Saying the investigation into him was illegal, White sued the county in 2013 and got his job back, at the rank of captain. But he was never promoted again. In 2018, White filed a federal racial discrimination lawsuit against the county over his lack of a promotion. The lawsuit was ongoing, according to court records.

“In my conversations with Tyrone, he had no plans for retirement anytime soon, and intended to continue to serve his community well into the future,” said his lawyer, Brian Pollock.

Many around the department still called him “Major.”

“He never bad-mouthed the department. He never said a bad word,” Lt. Johnson said. “He was the consummate professional.”

Over the decades, White worked in a wide array of assignments, many in the high-profile bureaus: homicide, robbery and warrants.

Coworkers said White was a sharp-eyed administrator who had high standards, right down to the minutia of writing police reports.

“He did not accept mediocrity,” said Miami-Dade Maj.
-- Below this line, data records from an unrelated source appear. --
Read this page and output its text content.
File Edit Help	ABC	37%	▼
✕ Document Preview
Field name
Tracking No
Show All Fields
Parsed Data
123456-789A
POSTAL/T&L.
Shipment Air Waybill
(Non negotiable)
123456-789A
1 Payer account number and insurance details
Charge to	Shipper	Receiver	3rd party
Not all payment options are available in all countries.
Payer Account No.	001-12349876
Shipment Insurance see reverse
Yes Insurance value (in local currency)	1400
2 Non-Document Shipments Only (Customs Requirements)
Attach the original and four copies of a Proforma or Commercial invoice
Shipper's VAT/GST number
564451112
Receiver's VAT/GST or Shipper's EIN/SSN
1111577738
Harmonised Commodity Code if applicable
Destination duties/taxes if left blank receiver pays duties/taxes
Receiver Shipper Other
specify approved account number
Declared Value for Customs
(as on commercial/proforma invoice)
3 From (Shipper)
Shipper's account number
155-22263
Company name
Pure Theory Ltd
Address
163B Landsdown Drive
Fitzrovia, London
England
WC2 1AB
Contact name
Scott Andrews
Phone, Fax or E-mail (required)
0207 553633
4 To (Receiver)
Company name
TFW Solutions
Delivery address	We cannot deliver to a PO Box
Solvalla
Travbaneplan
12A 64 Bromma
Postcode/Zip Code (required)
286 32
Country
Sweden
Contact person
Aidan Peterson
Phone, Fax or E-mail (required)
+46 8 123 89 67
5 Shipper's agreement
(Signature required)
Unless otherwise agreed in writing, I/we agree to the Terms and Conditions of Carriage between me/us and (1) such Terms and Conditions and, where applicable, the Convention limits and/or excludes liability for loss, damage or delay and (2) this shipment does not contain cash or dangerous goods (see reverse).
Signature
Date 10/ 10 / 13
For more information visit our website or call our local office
Sam Bronson, adding: “If his name was going to be on a document, he wanted it to be the best.”

Said Dillard: “He was a fierce stand-up guy. If you wanted the truth, he could be brutally honest.”

Even in the most challenging of times, White exuded calm, coworkers said.

In 2011, White was the head of the warrants bureau when two detectives, Amanda Haworth and Roger Castillo, were shot to death while trying to arrest a fugitive in North Miami-Dade. The killer, Johnny Simms, was shot by police moments later.

White helped organize memorials and the funeral. His flag football organization also held a tournament for the two detectives, and the group later donated $2,500 to a trust fund for relatives of slain officers.

He remained stoic through the long days and nights following the murders, said Bronson, then sergeant in warrants. One late night, with the office mostly empty, Bronson finally saw White sobbing in his office.

“He held his composure all throughout those long days,” said Bronson, now of the Northwest Bureau. “He held it all together but at night, he broke down like the rest of us.”

Miami Herald staff writer David J. Neal contributed to this report.